I’m more in the mood for sustained panic than sober analysis, but I can’t get too far off brand, can I? And that’s why I welcome the latest from Nate Cohn. In my thinking, Donald Trump should be about as popular as setting yourself on fire, and any evidence that he’s more popular than that is a good reason to lose all faith in humanity. So, I’ll take comfort in any evidence I can find that people hate his guts.
It’s still early in the primary season, but a whiff of a possible polling error is already in the air. That’s because Donald J. Trump has underperformed the polls in each of the first three contests.
In Iowa, the final FiveThirtyEight polling average showed Mr. Trump leading Nikki Haley by 34 points with a 53 percent share. He ultimately beat her by 32 points with 51 percent. (Ron DeSantis took second.)
In New Hampshire, he led by 18 points with 54 percent. In the end, he won by 11 points with 54 percent.
In South Carolina, Mr. Trump led by 28 points with 62 percent. He ultimately won by 20 points with 60 percent.
As Cohn notes, these are small polling discrepancies but they all lean in one direction. What might explain it?
First up there is the idea that undecided voters don’t and won’t ultimately choose Trump. If they could put up with Trump, they’d have already have chosen him. The second one is that the pollsters are using shitty turnout models that, in particular, don’t anticipate Democrats turning out to vote in Republican primaries. That was easy for Democrats to do in New Hampshire and South Carolina, and tempting since there is no competitive or meaningful contest on the Democratic side. A third explanation is that pro-Trump voters have flipped from their prior habit and are now more likely to talk to pollsters than anti-Trump voters.
But the last explanation is the most satisfying: “Anti-Trump voters are highly motivated to turn out this cycle.” What we really mean here is that they are disproportionately motivated to turn out. Because if that is the case then Trump will have a very hard time consolidating the Republican primary vote. He’s losing 4 in 10 Republican votes now, and that’s not terribly worrisome for him on its own. It’s also not too problematic that many Nikki Haley voters say they won’t support Trump in November. Most of them are either lying and simply don’t know themselves as well as they think they do. But if we’re talking about very highly motivated anti-Trump sentiment, then that could have the needed lasting power.

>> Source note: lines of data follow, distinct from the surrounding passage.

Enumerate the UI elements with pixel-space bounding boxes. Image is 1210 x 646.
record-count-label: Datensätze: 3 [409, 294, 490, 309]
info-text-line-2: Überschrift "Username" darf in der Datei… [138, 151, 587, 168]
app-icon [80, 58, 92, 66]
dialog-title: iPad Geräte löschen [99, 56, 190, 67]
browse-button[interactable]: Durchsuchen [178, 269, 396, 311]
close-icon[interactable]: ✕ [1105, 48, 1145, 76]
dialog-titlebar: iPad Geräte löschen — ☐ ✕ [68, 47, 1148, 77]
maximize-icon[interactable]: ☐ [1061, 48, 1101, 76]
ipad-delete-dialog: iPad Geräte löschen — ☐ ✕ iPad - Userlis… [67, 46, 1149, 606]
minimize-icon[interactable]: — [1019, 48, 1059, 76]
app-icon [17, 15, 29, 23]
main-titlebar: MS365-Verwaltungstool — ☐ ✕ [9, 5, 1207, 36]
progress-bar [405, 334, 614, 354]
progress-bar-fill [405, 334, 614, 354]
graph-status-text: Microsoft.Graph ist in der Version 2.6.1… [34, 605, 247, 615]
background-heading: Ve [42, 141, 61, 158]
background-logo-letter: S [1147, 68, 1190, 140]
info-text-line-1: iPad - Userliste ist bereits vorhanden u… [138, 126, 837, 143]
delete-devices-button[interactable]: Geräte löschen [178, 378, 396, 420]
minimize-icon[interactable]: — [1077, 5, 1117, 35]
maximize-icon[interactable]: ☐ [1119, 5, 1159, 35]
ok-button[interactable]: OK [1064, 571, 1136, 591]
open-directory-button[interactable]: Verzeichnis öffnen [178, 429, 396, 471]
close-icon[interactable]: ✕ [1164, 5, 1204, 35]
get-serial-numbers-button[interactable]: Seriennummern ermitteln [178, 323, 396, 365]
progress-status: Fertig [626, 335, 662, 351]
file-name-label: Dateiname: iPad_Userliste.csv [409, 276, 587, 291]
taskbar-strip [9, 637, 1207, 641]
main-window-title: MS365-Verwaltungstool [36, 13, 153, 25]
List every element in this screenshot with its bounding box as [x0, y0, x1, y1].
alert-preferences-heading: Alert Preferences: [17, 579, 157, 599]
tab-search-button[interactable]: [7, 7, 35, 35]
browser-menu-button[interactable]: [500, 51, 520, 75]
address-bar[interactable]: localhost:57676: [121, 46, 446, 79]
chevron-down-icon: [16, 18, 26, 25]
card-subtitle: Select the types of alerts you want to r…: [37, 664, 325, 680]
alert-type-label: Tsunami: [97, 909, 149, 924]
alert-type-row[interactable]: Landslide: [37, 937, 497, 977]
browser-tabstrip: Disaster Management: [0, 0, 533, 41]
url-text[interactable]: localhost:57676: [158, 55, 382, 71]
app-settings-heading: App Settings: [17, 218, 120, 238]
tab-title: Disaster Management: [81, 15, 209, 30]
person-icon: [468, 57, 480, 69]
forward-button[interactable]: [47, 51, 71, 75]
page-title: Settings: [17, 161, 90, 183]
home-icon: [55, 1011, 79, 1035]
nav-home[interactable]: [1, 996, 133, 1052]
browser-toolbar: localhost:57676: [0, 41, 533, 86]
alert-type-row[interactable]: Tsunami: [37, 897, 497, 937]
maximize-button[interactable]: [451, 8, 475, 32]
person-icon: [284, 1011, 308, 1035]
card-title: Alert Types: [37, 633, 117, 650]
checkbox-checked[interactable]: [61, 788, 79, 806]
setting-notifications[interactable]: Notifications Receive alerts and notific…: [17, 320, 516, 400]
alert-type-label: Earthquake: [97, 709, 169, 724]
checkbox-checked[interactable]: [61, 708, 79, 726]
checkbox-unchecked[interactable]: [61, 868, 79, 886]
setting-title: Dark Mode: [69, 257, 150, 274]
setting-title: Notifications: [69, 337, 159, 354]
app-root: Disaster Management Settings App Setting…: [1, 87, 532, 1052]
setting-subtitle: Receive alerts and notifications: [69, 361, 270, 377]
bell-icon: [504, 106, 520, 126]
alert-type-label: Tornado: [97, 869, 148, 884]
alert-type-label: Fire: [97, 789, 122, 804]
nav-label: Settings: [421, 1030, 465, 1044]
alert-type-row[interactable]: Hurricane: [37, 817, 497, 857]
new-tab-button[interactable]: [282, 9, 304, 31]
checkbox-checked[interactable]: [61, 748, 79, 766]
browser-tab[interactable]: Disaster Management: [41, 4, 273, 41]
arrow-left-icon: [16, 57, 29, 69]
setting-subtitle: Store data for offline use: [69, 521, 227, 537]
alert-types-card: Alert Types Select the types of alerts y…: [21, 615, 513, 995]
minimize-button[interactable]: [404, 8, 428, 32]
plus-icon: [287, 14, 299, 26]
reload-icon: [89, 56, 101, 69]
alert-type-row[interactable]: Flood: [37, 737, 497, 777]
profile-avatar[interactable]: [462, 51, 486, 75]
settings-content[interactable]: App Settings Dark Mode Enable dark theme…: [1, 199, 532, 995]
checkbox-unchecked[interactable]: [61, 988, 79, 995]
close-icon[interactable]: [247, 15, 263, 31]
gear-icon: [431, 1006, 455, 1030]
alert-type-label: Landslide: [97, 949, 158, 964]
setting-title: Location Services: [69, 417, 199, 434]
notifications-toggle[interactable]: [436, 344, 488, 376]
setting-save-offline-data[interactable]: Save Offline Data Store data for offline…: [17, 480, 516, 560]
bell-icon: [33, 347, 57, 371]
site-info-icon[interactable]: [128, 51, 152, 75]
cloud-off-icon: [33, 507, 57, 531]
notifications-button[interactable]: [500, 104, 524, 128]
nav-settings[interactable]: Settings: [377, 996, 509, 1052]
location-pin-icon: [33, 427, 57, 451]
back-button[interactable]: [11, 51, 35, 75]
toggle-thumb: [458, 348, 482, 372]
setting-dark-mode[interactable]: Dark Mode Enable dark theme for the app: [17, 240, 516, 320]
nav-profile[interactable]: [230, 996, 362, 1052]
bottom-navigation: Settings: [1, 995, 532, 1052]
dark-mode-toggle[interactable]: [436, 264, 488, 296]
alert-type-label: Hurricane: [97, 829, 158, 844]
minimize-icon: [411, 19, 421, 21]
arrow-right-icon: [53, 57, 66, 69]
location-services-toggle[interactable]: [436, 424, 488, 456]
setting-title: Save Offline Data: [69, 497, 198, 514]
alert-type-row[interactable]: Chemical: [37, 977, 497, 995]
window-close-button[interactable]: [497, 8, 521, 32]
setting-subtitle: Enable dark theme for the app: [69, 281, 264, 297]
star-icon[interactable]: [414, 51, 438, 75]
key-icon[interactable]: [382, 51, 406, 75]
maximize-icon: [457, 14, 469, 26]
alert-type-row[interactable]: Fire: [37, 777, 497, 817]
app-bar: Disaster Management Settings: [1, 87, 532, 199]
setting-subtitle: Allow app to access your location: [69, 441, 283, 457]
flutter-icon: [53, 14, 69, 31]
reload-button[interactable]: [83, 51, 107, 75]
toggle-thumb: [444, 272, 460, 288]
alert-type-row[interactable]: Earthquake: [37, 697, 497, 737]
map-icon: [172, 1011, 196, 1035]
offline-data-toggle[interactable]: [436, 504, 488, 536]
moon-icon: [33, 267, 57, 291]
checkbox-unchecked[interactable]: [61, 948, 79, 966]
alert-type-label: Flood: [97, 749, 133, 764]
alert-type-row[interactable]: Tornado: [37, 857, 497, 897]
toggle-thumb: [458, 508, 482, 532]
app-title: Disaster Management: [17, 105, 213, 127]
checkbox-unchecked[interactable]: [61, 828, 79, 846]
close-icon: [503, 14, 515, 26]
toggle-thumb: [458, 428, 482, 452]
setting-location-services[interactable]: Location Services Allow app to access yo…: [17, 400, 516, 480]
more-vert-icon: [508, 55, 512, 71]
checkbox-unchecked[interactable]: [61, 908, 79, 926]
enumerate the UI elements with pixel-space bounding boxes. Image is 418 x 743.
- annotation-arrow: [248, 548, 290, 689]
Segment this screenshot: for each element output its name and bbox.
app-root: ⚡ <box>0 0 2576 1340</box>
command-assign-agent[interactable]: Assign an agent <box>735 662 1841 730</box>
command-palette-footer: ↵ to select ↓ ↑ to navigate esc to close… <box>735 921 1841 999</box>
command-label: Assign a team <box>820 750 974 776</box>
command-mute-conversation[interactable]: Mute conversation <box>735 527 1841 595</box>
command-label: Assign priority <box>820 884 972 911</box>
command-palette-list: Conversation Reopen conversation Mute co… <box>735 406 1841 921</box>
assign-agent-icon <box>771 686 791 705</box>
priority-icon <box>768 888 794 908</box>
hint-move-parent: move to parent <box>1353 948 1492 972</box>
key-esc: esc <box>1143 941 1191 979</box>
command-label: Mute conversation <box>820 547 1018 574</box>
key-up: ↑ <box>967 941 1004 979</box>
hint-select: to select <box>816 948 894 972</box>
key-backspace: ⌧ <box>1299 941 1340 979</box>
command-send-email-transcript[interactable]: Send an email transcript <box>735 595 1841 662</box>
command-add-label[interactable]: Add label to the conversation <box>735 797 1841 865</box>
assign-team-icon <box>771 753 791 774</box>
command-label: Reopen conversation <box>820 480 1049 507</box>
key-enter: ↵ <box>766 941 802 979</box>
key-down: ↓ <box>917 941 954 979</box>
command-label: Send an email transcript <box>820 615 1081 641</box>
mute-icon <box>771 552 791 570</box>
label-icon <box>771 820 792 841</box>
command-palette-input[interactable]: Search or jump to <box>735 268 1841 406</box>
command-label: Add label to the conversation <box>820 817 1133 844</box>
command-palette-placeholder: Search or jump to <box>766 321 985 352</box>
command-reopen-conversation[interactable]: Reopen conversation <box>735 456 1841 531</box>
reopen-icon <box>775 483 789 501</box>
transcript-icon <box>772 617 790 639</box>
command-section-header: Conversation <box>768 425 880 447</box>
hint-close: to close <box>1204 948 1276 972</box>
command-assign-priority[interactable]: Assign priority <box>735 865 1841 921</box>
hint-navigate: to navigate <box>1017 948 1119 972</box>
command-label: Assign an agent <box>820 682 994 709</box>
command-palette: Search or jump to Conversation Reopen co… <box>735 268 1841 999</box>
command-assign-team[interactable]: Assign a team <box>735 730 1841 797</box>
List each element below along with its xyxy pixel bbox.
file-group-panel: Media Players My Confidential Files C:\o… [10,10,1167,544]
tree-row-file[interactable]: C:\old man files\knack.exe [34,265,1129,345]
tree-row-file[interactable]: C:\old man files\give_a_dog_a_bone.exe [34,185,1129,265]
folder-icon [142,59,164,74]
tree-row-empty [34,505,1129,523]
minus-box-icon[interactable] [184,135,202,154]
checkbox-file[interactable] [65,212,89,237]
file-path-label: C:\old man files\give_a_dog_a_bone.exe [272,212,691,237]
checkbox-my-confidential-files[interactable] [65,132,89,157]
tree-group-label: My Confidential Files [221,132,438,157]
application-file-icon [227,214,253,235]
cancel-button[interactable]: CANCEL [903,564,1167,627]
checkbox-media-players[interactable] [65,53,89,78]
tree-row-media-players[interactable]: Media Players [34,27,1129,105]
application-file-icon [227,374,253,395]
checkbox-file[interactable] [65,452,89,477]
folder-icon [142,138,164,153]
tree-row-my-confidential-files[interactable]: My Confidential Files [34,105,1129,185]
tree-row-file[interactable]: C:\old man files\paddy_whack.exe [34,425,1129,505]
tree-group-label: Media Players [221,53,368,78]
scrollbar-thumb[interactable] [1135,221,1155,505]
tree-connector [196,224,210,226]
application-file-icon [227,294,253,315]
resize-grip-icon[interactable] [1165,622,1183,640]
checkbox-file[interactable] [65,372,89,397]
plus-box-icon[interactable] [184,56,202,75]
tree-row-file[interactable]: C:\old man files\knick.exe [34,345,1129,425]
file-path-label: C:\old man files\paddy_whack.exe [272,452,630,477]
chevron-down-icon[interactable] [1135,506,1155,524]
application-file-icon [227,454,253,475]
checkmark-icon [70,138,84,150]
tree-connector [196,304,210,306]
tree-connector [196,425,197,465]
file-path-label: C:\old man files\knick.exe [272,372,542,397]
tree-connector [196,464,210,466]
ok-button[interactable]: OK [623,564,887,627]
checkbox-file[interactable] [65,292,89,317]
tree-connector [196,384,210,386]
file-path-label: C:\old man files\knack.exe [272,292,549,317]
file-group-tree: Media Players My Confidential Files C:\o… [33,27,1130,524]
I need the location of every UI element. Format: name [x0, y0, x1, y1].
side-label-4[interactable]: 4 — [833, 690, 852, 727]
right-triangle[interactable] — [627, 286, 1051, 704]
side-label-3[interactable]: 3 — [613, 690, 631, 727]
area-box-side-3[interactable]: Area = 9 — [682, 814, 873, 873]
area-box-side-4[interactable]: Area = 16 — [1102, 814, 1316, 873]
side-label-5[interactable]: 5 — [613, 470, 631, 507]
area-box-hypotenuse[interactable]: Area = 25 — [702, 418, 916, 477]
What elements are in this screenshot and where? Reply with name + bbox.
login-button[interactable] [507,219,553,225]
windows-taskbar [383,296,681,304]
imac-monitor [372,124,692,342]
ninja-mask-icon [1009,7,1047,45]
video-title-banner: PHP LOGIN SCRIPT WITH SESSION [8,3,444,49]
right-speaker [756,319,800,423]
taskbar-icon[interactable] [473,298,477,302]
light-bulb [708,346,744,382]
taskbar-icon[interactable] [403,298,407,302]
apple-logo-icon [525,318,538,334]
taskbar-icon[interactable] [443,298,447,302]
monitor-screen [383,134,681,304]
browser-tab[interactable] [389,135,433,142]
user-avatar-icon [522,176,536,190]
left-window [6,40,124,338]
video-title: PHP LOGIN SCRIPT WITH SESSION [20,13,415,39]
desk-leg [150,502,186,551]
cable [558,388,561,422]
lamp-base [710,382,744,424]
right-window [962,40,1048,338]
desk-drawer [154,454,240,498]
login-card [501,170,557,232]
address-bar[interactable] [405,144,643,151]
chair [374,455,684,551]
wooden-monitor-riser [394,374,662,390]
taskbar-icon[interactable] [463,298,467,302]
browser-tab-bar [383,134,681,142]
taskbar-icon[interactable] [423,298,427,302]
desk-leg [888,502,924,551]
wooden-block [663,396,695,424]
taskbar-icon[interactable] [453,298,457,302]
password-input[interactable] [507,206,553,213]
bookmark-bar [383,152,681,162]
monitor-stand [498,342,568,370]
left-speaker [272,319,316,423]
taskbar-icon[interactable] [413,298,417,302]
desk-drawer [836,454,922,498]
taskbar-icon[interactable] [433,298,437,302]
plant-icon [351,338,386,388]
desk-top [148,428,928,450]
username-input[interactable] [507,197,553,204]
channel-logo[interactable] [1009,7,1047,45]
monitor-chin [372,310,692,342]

I hope this is the case, and also that undecided voters in this cycle are going to break heavily against the orange shitgibbbon.
Still, polls that are far closer and the actual Biden win might give me a heart attack before Election Night.
“But if we’re talking about very highly motivated anti-Trump sentiment, then that could have the needed lasting power.”
Adding: it doesn’t take a lot of “very highly motivated anti-Trump sentiment” among GOP voters to swing the election in a big way. For example, Fox News’ John Roberts pointed out that an exit poll showed SC Haley voters who said they wouldn’t vote for Trump in November amounted to 24% of the GOP primary electorate.
Nobody seriously expects nearly 1/4 of Republicans to vote for Biden. That would mean Trump gets only 36% of the November vote. Those are Alf Landon in ’36/George McGovern in ’72 blowout numbers.
But if, say, 1 out of 20 Republican voters abandon Trump this fall, that cuts Trump down to 44%. (Stevenson in ’52/Wilkie in ’40 numbers.)
“Donald Trump should be about as popular as setting yourself on fire,”
Here’s a reminder of the Keyes Constant, aka the Crazyfication Factor, which John Rogers defined as 27% of the electorate, the percentage Alan Keyes got running against Barack Obama in 2004. https://rationalwiki.org/wiki/Crazification_factor
For presidential elections it may be higher: Goldwater got 39% in ’64; Hoover got 40% in ’28; Landon got 37% in ’36.
Trump is going to get *at least* 40% of the popular vote in November. In some parts of the country he’ll get 70-80% of the vote.This campaign is about 1) keeping him in the low 40s, and 2) keeping 3rd party candidates collectively in the low single digits.